Saya sudah nonton film ini. Sebuah biopic yg emosial dgn balutan kisah
asmara yg mengharu biru. Tapi saya sedikit terganggu dengan kemunculan satu sosok
berkacamata yg tak lain adalah Romo Mangunwijaya di 2 scenenya.
Usai ditahbiskan pada 1959, Romo Mangun belajar arsitektur setahun di ITB. Kemudian Mgr. soegijapranata menugaskan beliau untuk melanjutkan studi ke RWTH di Aachen, Jerman, pada 1960. Satu kampus dgn Habibie. Usianya msh sangat muda kala itu, 31 tahun dengan sebuah kegairahan laiknya mahasiswa pada umumnya meski beliau seorang pastor.
Di film ini, karakter yang digambarkan agak kurang tepat. Kala itu mangun
sangat klimis dgn wajah bersih, belum berkumis n berjenggot. Bahkan
ketika beliau kembali ke tanah air dan mengajar di UGM jg belum tumbuh
kumis dan jenggotnya. Hal lain, jubah putih yg dikenakan mangun di situ
sangat menganggu karena terkesan dia sdg menjadi pastor di kota itu.
Pdhl tidak, dia dtg bukan utk urusan teologi tp menjadi mhsiswa tekhnik.
Dimana mangun tinggal? Dia tidak tinggal di pastoran atau biara tp di sbuah kamar gudang berukuran 2x4 m sebagai upahnya sbg satpam di sekolah taman kanak2 di kota itu. Jadi menurut sy, latar belakang ini yg harusnya menjadi dasar karakter beliau. Sangat tidak lazim seorg mhasiswa walau dia seorg pastor memakai jubah putih laiknya imam di indonesia. Andai pun ya, mgkn jubah hitam dgn sembulan putih di bawah leher. Itu pun dipakai utk situasi liturgi gereja.
Scene pertemuan habibie n mangun dlm katedral, sangat dramatis. Sy suka sekali. Terlihat bgmana sorg habibie memiliki pandangan keagamaan yg cerdas di usianya yg msh sangat muda. Dia sholat dlm gereja tp sy melihatnya dia tengah sujud di hatinya. Gereja hanyalah atap dan dinding yg menjaga esensi keheningan belaka. Pertemuan itu dicatat pula oleh mangun dlm bbrapa bukunya.
Mgkn yg lbh tepat, pertemuan itu adlh pertemuan 2 org sahabat, perjumpaan senasib karena di rantau org. Bukan pertemuan sorg rohaniawan katolik dgn pelajar beragama muslim. Setahu saya, mangun pun belum terlalu "suhu" di masa itu. Segala petuah dan bahasa sastra nya baru terbentuk di tahun 1970 an saat dia menjdi dosen di UGM sekaligus pastor paroki di gereja salam magelang. Itulah masa2 kelahirannya menjadi seorg penulis.

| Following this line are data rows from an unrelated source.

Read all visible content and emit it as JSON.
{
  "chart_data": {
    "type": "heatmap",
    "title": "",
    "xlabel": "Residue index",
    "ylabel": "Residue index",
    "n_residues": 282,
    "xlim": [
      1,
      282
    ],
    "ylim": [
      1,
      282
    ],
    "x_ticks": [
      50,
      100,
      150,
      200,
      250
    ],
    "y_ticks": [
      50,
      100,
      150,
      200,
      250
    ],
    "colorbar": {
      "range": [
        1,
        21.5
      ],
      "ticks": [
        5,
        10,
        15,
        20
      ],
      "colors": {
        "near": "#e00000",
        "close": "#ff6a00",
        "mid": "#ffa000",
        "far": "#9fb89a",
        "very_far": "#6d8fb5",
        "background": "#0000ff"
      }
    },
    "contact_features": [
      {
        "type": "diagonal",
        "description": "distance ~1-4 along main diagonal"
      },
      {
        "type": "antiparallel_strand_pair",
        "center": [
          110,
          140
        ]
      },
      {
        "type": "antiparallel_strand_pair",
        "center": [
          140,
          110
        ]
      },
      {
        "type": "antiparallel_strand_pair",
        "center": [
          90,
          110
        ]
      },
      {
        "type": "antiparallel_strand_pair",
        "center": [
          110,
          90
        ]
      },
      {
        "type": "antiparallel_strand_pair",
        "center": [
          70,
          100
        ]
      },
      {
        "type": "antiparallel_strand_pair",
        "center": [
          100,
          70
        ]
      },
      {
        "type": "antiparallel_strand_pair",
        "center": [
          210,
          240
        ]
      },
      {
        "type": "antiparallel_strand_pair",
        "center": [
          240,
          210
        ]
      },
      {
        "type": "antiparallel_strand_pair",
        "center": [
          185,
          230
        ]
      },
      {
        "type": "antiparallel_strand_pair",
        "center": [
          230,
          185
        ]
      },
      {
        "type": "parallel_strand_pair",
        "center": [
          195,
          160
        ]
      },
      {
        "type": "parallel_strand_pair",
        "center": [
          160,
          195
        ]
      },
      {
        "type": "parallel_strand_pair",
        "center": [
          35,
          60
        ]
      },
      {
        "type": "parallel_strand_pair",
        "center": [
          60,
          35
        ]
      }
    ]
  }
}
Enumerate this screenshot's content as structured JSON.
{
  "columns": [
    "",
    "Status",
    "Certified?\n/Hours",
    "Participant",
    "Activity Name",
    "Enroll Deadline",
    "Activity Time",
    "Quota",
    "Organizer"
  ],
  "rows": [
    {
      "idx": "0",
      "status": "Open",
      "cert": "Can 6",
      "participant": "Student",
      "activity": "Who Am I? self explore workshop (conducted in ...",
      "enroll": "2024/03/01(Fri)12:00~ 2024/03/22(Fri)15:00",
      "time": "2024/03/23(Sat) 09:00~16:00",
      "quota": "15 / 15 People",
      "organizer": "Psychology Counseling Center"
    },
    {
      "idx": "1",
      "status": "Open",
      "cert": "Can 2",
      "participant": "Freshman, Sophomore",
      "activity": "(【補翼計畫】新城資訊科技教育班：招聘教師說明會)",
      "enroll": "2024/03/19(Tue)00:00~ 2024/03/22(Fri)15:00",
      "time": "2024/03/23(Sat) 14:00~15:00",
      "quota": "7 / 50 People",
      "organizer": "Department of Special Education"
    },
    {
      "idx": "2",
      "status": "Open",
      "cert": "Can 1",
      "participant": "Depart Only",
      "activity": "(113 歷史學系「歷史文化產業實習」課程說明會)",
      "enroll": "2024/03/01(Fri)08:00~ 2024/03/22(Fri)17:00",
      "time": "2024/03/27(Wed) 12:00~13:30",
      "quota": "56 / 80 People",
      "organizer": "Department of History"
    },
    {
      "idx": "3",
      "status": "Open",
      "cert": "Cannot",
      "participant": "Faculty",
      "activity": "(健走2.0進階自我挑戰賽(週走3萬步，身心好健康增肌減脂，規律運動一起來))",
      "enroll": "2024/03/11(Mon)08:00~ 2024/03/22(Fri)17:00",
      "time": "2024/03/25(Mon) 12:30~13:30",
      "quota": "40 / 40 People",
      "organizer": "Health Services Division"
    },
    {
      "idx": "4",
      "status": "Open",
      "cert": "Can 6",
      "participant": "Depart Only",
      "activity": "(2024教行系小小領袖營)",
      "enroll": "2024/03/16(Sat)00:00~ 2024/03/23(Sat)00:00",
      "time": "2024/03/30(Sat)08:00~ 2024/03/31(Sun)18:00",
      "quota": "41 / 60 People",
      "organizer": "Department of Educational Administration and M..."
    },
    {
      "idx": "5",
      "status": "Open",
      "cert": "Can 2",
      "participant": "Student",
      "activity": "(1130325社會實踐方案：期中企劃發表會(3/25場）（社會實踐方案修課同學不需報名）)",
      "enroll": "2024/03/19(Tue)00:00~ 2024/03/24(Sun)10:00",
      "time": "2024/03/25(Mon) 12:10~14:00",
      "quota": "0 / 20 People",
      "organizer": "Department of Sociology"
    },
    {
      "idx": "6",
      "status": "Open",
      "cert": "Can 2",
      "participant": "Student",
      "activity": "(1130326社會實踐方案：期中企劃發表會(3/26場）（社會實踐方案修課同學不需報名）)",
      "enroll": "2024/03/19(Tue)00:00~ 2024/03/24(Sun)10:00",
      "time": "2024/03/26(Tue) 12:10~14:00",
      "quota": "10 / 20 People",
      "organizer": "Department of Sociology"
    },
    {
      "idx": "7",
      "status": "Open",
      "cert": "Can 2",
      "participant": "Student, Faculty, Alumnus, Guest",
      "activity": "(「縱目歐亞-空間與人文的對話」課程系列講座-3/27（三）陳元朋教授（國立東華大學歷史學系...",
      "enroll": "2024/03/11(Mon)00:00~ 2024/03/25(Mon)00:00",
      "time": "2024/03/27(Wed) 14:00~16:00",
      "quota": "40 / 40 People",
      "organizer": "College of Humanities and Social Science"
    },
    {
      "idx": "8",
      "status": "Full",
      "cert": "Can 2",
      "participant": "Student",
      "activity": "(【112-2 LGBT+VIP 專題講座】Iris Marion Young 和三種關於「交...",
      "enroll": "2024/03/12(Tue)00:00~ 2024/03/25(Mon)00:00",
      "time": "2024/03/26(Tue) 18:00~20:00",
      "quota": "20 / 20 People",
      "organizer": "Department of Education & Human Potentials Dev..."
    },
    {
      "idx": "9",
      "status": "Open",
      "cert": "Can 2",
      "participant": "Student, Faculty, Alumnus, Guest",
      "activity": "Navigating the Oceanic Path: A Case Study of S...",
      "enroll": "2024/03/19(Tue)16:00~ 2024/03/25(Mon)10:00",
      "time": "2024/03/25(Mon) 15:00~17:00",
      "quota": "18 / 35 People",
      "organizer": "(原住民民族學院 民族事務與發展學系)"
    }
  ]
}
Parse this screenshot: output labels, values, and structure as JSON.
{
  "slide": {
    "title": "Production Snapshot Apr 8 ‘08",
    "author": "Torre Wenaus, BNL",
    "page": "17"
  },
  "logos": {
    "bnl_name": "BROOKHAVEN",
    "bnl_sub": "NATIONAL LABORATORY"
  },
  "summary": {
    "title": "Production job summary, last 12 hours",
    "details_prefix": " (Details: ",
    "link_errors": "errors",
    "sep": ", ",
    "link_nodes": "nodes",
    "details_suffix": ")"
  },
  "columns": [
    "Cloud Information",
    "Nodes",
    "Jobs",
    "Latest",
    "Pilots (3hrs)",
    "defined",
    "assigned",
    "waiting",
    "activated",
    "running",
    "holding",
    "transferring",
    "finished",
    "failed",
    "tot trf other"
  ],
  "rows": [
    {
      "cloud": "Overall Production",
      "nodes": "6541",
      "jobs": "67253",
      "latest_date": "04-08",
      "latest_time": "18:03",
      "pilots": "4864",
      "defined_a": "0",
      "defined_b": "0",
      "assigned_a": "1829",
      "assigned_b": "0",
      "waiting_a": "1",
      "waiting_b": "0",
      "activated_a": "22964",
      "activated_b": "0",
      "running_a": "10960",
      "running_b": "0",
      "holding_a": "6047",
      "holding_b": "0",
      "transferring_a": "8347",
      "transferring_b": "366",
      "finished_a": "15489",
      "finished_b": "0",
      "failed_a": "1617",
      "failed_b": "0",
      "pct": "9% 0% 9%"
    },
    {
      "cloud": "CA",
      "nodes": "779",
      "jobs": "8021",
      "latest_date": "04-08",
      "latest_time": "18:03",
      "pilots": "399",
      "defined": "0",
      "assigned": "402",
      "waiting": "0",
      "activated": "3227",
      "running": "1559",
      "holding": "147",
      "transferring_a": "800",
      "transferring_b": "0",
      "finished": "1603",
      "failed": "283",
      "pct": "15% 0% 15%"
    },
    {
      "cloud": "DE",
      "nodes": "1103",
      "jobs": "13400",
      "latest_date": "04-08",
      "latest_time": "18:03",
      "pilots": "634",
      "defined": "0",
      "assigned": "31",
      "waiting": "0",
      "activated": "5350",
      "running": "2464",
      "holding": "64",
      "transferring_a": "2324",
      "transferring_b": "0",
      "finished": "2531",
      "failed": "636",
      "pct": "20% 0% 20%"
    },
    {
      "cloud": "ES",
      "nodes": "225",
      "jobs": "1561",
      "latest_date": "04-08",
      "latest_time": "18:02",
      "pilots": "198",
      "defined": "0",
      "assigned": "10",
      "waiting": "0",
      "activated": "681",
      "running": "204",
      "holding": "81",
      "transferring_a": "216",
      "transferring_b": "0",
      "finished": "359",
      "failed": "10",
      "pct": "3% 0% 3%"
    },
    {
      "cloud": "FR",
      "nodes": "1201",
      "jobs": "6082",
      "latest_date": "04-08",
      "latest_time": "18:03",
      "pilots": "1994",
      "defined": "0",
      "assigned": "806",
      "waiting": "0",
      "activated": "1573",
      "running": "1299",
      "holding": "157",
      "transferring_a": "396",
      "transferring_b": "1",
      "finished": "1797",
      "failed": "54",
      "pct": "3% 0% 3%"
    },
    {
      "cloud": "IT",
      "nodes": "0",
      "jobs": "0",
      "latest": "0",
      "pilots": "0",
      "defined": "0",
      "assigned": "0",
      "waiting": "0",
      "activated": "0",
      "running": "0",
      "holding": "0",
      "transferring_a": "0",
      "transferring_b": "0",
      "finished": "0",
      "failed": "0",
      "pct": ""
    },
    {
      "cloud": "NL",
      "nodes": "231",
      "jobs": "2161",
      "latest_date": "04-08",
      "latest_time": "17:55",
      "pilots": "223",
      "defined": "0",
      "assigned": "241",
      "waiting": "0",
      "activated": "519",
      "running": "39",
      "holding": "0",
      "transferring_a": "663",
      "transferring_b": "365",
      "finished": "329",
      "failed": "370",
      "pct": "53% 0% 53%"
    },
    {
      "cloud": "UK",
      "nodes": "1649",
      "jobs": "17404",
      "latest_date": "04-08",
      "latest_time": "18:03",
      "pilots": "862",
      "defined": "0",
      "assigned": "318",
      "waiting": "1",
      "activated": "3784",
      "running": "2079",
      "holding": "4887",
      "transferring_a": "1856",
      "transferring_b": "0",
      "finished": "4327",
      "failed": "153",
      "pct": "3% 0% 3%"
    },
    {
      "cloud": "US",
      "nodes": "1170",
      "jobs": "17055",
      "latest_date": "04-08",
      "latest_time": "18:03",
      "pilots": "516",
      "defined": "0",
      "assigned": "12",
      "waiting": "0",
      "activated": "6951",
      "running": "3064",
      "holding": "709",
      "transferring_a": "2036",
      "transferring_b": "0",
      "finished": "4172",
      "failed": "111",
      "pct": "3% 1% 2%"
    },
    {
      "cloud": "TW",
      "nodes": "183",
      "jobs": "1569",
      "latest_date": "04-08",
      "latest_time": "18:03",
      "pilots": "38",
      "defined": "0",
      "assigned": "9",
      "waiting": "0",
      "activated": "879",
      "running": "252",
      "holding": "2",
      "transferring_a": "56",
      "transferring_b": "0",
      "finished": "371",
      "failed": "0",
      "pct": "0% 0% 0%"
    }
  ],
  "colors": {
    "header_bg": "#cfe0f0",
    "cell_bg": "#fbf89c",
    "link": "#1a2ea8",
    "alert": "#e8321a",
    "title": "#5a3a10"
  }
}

Andai Hanung Bramantyo Anugroho sdkit lbh extra membuka catatan sejarah ini, scene katedral itu mgkn bs bikin org lbh tercekat haru sama dgn scene wafatnya ayah habibie saat sholat di rumah.
Tp lepas dari soal itu, film ini sudah berhasil membawa pesan ttg keindonesiaan yg dimikiki para anak muda yg belajar di luar negeri. Ini mengingatkan sy pula pd sepak terjang Bung Hatta dgn Perhimpunan Indonesia di Belanda dulu.
Para politikus dan wakil rakyat yg sering tertidur saat sidang di senayan, ada baiknya melihat film ini. Sangat berfaedah.